Supplementary Figures

Figure S1 Base error rate distribution along the positions on short and pseudo-Sanger reads.

Figure S2. Electrophoresis image for fragment lengths

Size selection of adapter-ligated fragments from ten sub-libraries was performed using 3% argarose gel.

Figure S3. Library insert sizes inferred from mapping results

10 sub-libraries were quantified and mixed into three spread-size libraries; insert size of 100-300 bp, 300-500bp and 500-600bp. Each spread-size library was sequenced with an Illumina GA-II Paired-end lane. The height of each red bar represents DNA content (in pmols) of individual library before cluster generation. The x axis indicates the size of each sub-libraries measured using Agilent Bioanalyzer 2100. After sequence reads being mapped to the reference genome with BWA, density plot for the observed insert size from the mapped paired-end reads are shown in blue.
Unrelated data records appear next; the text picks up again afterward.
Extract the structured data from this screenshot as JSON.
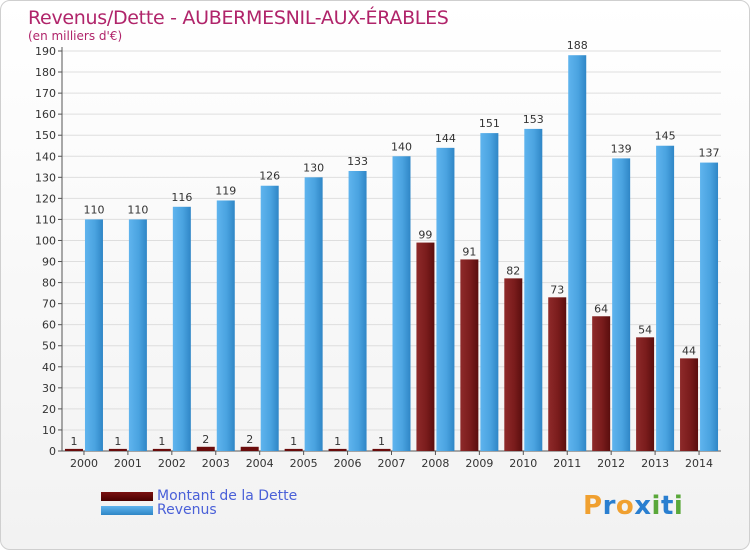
{
  "chart_data": {
    "type": "bar",
    "title": "Revenus/Dette - AUBERMESNIL-AUX-ÉRABLES",
    "subtitle": "(en milliers d'€)",
    "categories": [
      "2000",
      "2001",
      "2002",
      "2003",
      "2004",
      "2005",
      "2006",
      "2007",
      "2008",
      "2009",
      "2010",
      "2011",
      "2012",
      "2013",
      "2014"
    ],
    "series": [
      {
        "name": "Montant de la Dette",
        "color": "#8b1a1a",
        "values": [
          1,
          1,
          1,
          2,
          2,
          1,
          1,
          1,
          99,
          91,
          82,
          73,
          64,
          54,
          44
        ]
      },
      {
        "name": "Revenus",
        "color": "#4aa3e0",
        "values": [
          110,
          110,
          116,
          119,
          126,
          130,
          133,
          140,
          144,
          151,
          153,
          188,
          139,
          145,
          137
        ]
      }
    ],
    "yticks": [
      0,
      10,
      20,
      30,
      40,
      50,
      60,
      70,
      80,
      90,
      100,
      110,
      120,
      130,
      140,
      150,
      160,
      170,
      180,
      190
    ],
    "ylim": [
      0,
      190
    ],
    "grid": true,
    "legend": "bottom-left"
  },
  "logo": {
    "letters": [
      "P",
      "r",
      "o",
      "x",
      "i",
      "t",
      "i"
    ],
    "colors": [
      "#f0a030",
      "#2a7fd0",
      "#f0a030",
      "#2a7fd0",
      "#5aa83a",
      "#2a7fd0",
      "#5aa83a"
    ]
  }
}
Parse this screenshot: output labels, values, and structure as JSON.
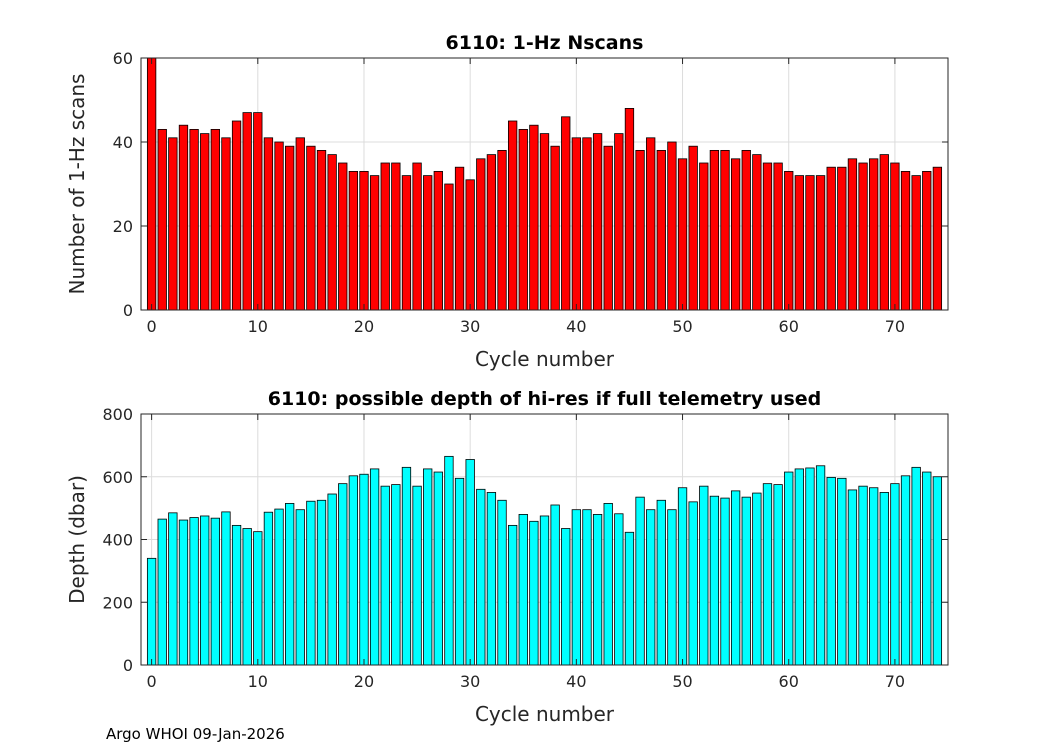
{
  "footer": "Argo WHOI 09-Jan-2026",
  "chart_data": [
    {
      "type": "bar",
      "title": "6110: 1-Hz Nscans",
      "xlabel": "Cycle number",
      "ylabel": "Number of 1-Hz scans",
      "xlim": [
        -1,
        75
      ],
      "ylim": [
        0,
        60
      ],
      "xticks": [
        0,
        10,
        20,
        30,
        40,
        50,
        60,
        70
      ],
      "yticks": [
        0,
        20,
        40,
        60
      ],
      "grid": true,
      "bar_color": "#ff0000",
      "x": [
        0,
        1,
        2,
        3,
        4,
        5,
        6,
        7,
        8,
        9,
        10,
        11,
        12,
        13,
        14,
        15,
        16,
        17,
        18,
        19,
        20,
        21,
        22,
        23,
        24,
        25,
        26,
        27,
        28,
        29,
        30,
        31,
        32,
        33,
        34,
        35,
        36,
        37,
        38,
        39,
        40,
        41,
        42,
        43,
        44,
        45,
        46,
        47,
        48,
        49,
        50,
        51,
        52,
        53,
        54,
        55,
        56,
        57,
        58,
        59,
        60,
        61,
        62,
        63,
        64,
        65,
        66,
        67,
        68,
        69,
        70,
        71,
        72,
        73,
        74
      ],
      "values": [
        60,
        43,
        41,
        44,
        43,
        42,
        43,
        41,
        45,
        47,
        47,
        41,
        40,
        39,
        41,
        39,
        38,
        37,
        35,
        33,
        33,
        32,
        35,
        35,
        32,
        35,
        32,
        33,
        30,
        34,
        31,
        36,
        37,
        38,
        45,
        43,
        44,
        42,
        39,
        46,
        41,
        41,
        42,
        39,
        42,
        48,
        38,
        41,
        38,
        40,
        36,
        39,
        35,
        38,
        38,
        36,
        38,
        37,
        35,
        35,
        33,
        32,
        32,
        32,
        34,
        34,
        36,
        35,
        36,
        37,
        35,
        33,
        32,
        33,
        34
      ]
    },
    {
      "type": "bar",
      "title": "6110: possible depth of hi-res if full telemetry used",
      "xlabel": "Cycle number",
      "ylabel": "Depth (dbar)",
      "xlim": [
        -1,
        75
      ],
      "ylim": [
        0,
        800
      ],
      "xticks": [
        0,
        10,
        20,
        30,
        40,
        50,
        60,
        70
      ],
      "yticks": [
        0,
        200,
        400,
        600,
        800
      ],
      "grid": true,
      "bar_color": "#00ffff",
      "x": [
        0,
        1,
        2,
        3,
        4,
        5,
        6,
        7,
        8,
        9,
        10,
        11,
        12,
        13,
        14,
        15,
        16,
        17,
        18,
        19,
        20,
        21,
        22,
        23,
        24,
        25,
        26,
        27,
        28,
        29,
        30,
        31,
        32,
        33,
        34,
        35,
        36,
        37,
        38,
        39,
        40,
        41,
        42,
        43,
        44,
        45,
        46,
        47,
        48,
        49,
        50,
        51,
        52,
        53,
        54,
        55,
        56,
        57,
        58,
        59,
        60,
        61,
        62,
        63,
        64,
        65,
        66,
        67,
        68,
        69,
        70,
        71,
        72,
        73,
        74
      ],
      "values": [
        340,
        465,
        485,
        462,
        470,
        475,
        468,
        488,
        445,
        435,
        425,
        487,
        497,
        515,
        495,
        522,
        525,
        545,
        578,
        603,
        608,
        625,
        570,
        575,
        630,
        570,
        625,
        615,
        665,
        595,
        655,
        560,
        550,
        525,
        445,
        480,
        458,
        475,
        510,
        435,
        495,
        495,
        480,
        515,
        482,
        423,
        535,
        495,
        525,
        495,
        565,
        520,
        570,
        538,
        532,
        555,
        535,
        548,
        578,
        575,
        615,
        625,
        628,
        635,
        598,
        595,
        558,
        570,
        565,
        550,
        578,
        603,
        630,
        615,
        600
      ]
    }
  ]
}
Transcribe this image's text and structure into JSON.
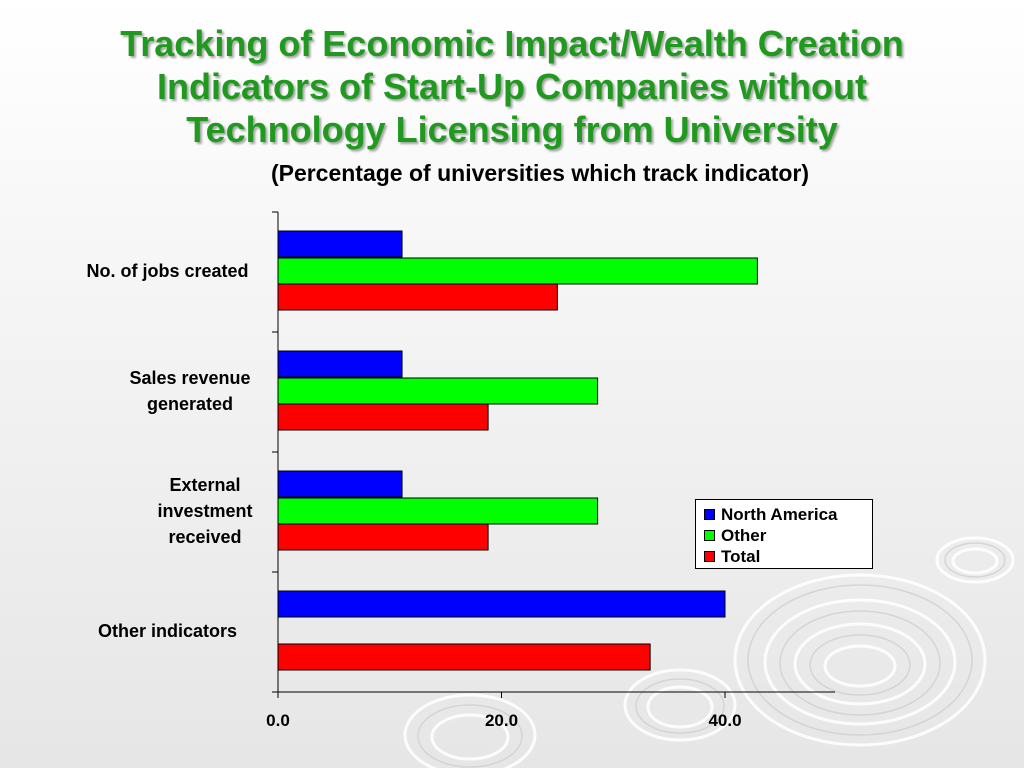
{
  "title_lines": [
    "Tracking of Economic Impact/Wealth Creation",
    "Indicators of Start-Up Companies without",
    "Technology Licensing from University"
  ],
  "subtitle": "(Percentage of universities which track indicator)",
  "colors": {
    "title": "#1f9a1f",
    "north_america": "#0000ff",
    "other": "#00ff00",
    "total": "#ff0000"
  },
  "chart_data": {
    "type": "bar",
    "orientation": "horizontal",
    "categories": [
      "No. of jobs created",
      "Sales revenue generated",
      "External investment received",
      "Other indicators"
    ],
    "category_label_lines": [
      [
        "No. of jobs created"
      ],
      [
        "Sales revenue",
        "generated"
      ],
      [
        "External",
        "investment",
        "received"
      ],
      [
        "Other indicators"
      ]
    ],
    "series": [
      {
        "name": "North America",
        "color": "#0000ff",
        "values": [
          11.1,
          11.1,
          11.1,
          40.0
        ]
      },
      {
        "name": "Other",
        "color": "#00ff00",
        "values": [
          42.9,
          28.6,
          28.6,
          null
        ]
      },
      {
        "name": "Total",
        "color": "#ff0000",
        "values": [
          25.0,
          18.8,
          18.8,
          33.3
        ]
      }
    ],
    "xlim": [
      0,
      50
    ],
    "xticks": [
      0,
      20,
      40
    ],
    "xtick_labels": [
      "0.0",
      "20.0",
      "40.0"
    ],
    "legend": "right-middle",
    "grid": false
  }
}
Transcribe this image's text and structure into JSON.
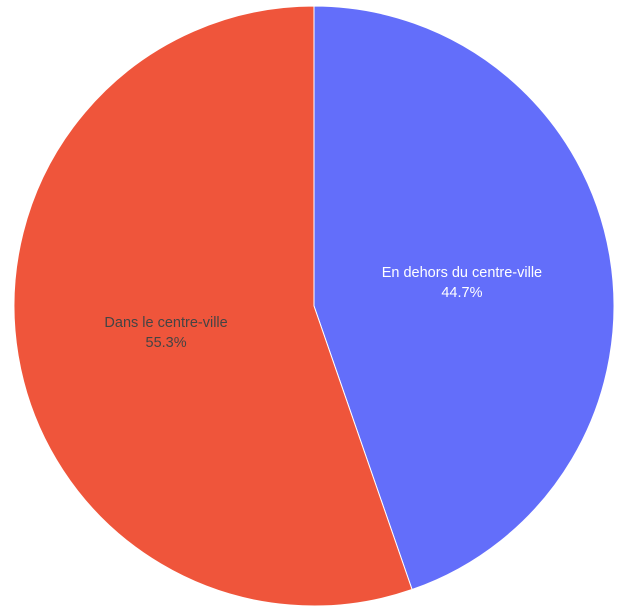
{
  "chart_data": {
    "type": "pie",
    "title": "",
    "slices": [
      {
        "label": "En dehors du centre-ville",
        "value": 44.7,
        "display": "44.7%",
        "color": "#636efa",
        "label_color": "#ffffff"
      },
      {
        "label": "Dans le centre-ville",
        "value": 55.3,
        "display": "55.3%",
        "color": "#ef553b",
        "label_color": "#444444"
      }
    ],
    "start_angle": "12 o'clock",
    "direction": "clockwise",
    "legend": "none"
  }
}
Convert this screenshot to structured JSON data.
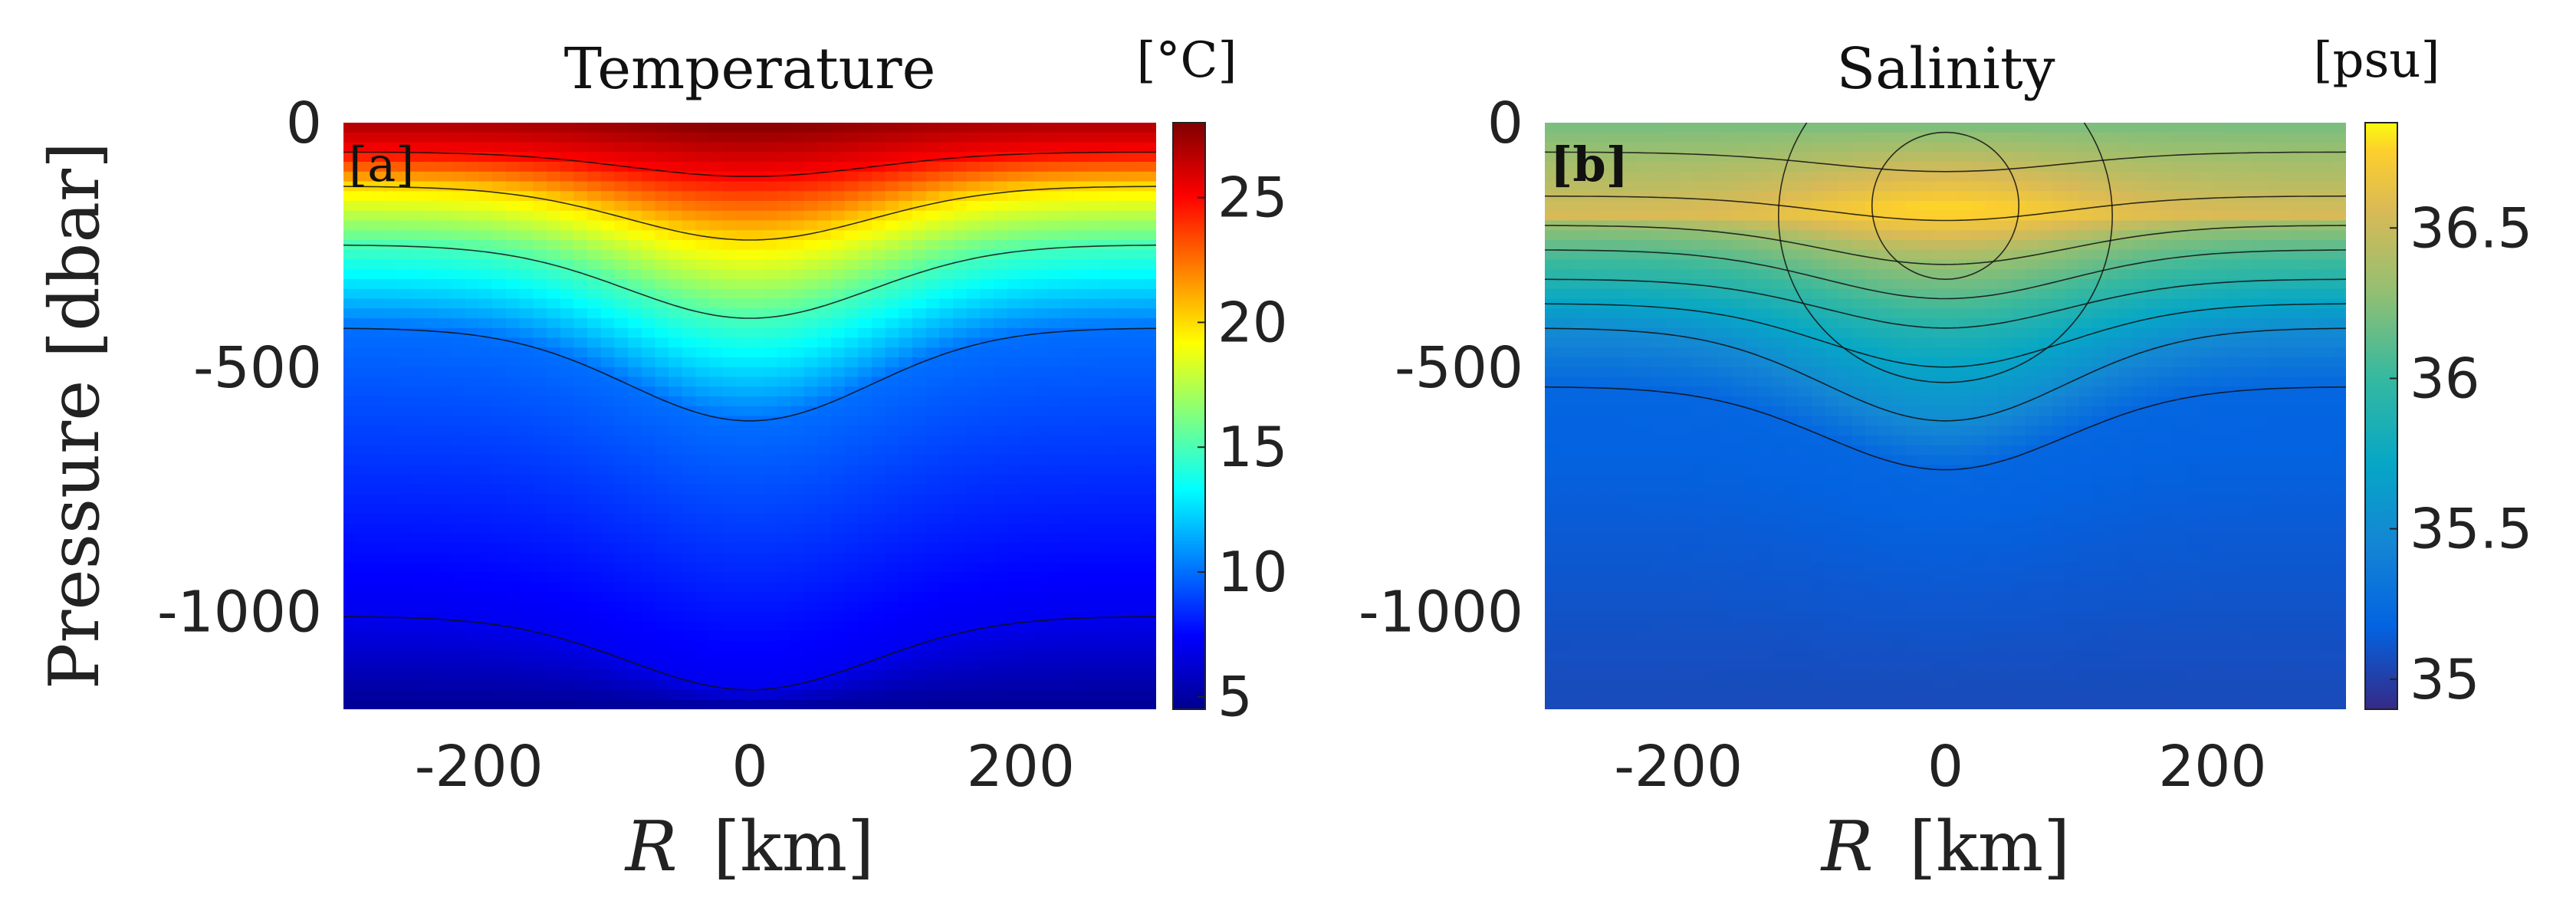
{
  "chart_data": [
    {
      "id": "a",
      "type": "heatmap",
      "subtype": "filled-contour",
      "title": "Temperature",
      "panel_label": "[a]",
      "xlabel_var": "R",
      "xlabel_unit": "[km]",
      "ylabel": "Pressure [dbar]",
      "xlim": [
        -300,
        300
      ],
      "ylim": [
        -1200,
        0
      ],
      "xticks": [
        -200,
        0,
        200
      ],
      "xticklabels": [
        "-200",
        "0",
        "200"
      ],
      "yticks": [
        0,
        -500,
        -1000
      ],
      "yticklabels": [
        "0",
        "-500",
        "-1000"
      ],
      "colorbar": {
        "unit_label": "[°C]",
        "limits": [
          4.5,
          28
        ],
        "ticks": [
          5,
          10,
          15,
          20,
          25
        ],
        "ticklabels": [
          "5",
          "10",
          "15",
          "20",
          "25"
        ],
        "colormap": "jet"
      },
      "field_description": "warm near surface, cooling with depth; isotherms depressed at R=0 (warm-core eddy)",
      "surface_value_edge": 27.0,
      "surface_value_center": 28.0,
      "contour_levels": [
        25,
        20,
        15,
        10,
        7
      ],
      "contour_depths_edge": [
        60,
        130,
        250,
        420,
        1010
      ],
      "contour_depths_center": [
        110,
        240,
        400,
        610,
        1160
      ],
      "eddy_halfwidth_km": 90
    },
    {
      "id": "b",
      "type": "heatmap",
      "subtype": "filled-contour",
      "title": "Salinity",
      "panel_label": "[b]",
      "xlabel_var": "R",
      "xlabel_unit": "[km]",
      "ylabel": "",
      "xlim": [
        -300,
        300
      ],
      "ylim": [
        -1200,
        0
      ],
      "xticks": [
        -200,
        0,
        200
      ],
      "xticklabels": [
        "-200",
        "0",
        "200"
      ],
      "yticks": [
        0,
        -500,
        -1000
      ],
      "yticklabels": [
        "0",
        "-500",
        "-1000"
      ],
      "colorbar": {
        "unit_label": "[psu]",
        "limits": [
          34.9,
          36.85
        ],
        "ticks": [
          35,
          35.5,
          36,
          36.5
        ],
        "ticklabels": [
          "35",
          "35.5",
          "36",
          "36.5"
        ],
        "colormap": "parula"
      },
      "field_description": "subsurface salinity maximum near 180 dbar at R=0, fresher below; isohalines depressed at center",
      "surface_value": 36.2,
      "subsurface_max_value": 36.8,
      "subsurface_max_depth_center": 180,
      "deep_value": 35.05,
      "contour_depths_edge": [
        60,
        150,
        210,
        260,
        320,
        370,
        420,
        540
      ],
      "contour_depths_center": [
        100,
        200,
        290,
        360,
        420,
        500,
        610,
        710
      ],
      "closed_contours_center_depth": [
        190,
        170
      ],
      "eddy_halfwidth_km": 90
    }
  ]
}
Figure S4. Tests of various library inserts sequenced in a single lane

a) Test 1: a spread-size library with insert size ranging from 100 to 500 bp with a single Illumina GAII lane. 8 sub-libraries were mixed with an increasing molar mass of 15% every time the insert size increase by 50bp (red bars). Based on the mapping result of the data, large fragments were under-represented (blue density plots). b) In the Test 2: Insert size ranged from 100 to 600 bp with a single lane was conducted. 10 sub-libraries were mixed with larger molar mass increase (more than 20%) when the average insert size of sub-libraries increased by 50 bp. Based on the mapping result, small fragments were under-represented in this case (blue density plot).